LAB: “This responds to a plan prepared in advance”
On the other hand, LAB has accused Arcelor Mittal of “playing with the future of hundreds of workers” and of “laughing at Basque society in general”.
The union has denounced that the company “It is playing with the future of hundreds of workers, hiding information and acting without mercy according to their interests”.
In a statement, he warned that the company’s decision “responds to a plan prepared in advance.” According to LAB, “the Basque Government knew what the intention of Arcelor Mittal was and, therefore, it has been a necessary cooperator in the execution of the plan” or this company “laughs at the Basque Government, and consequently, at society Basque “.

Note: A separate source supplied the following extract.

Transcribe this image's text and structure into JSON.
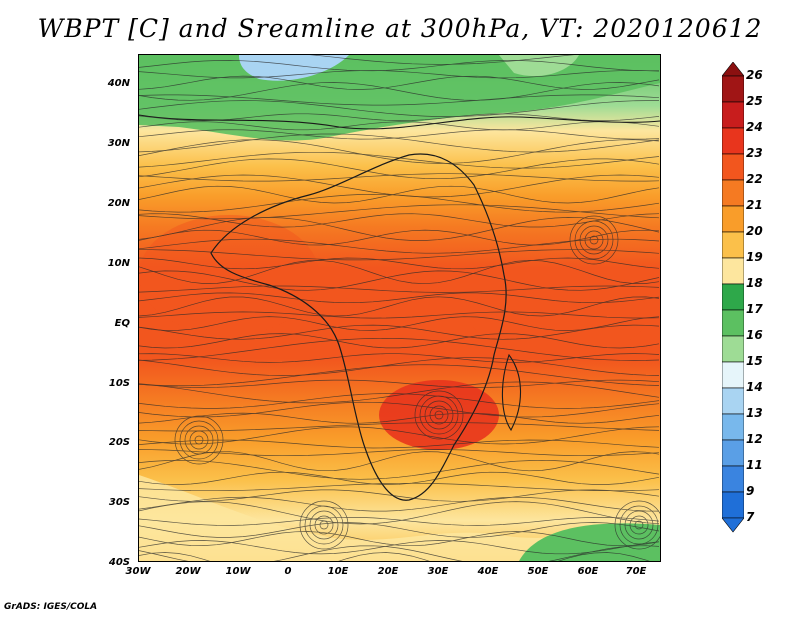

Finally, LAB has demanded that the Basque Executive “stop running errands for these multinationals in Brussels and that, once and for all, start working to guarantee the future of jobs in the sector and its future”.
UGT asks for an investment plan
UGT has requested from Arcelor Mittal an investment plan in the Zumarraga plant that “guarantee its viability”, following the announcement of the management to carry out a partial closure.
In a statement, the MCA-UGT Federation and the members of the works council of the union in Arcelor Mittal de Zumarraga of Arcelor Mittal have demanded “a solution” to the management of the company that goes through “the maintenance of jobs” .
In his opinion, it is “essential to comply with the investment plan agreed in the previous agreement that allows the viability of the plant”, something that Arcelor Mittal “has not done since it bought it.”
The union has moved its “more resounding and firm rejection” to the partial cessation announced by the multinational at its plant in Zumarraga and has warned that the transfer of workers to other plants, as well as part of the production of the Guipuzcoan town, would mean “the destruction of hundreds of jobs in the region, since in addition to the 351 workers of Arcelor Mittal, workers in auxiliary industries and subcontractors would also be affected “.
George Holan is chief editor at Plainsmen Post and has articles published in many notable publications in the last decade.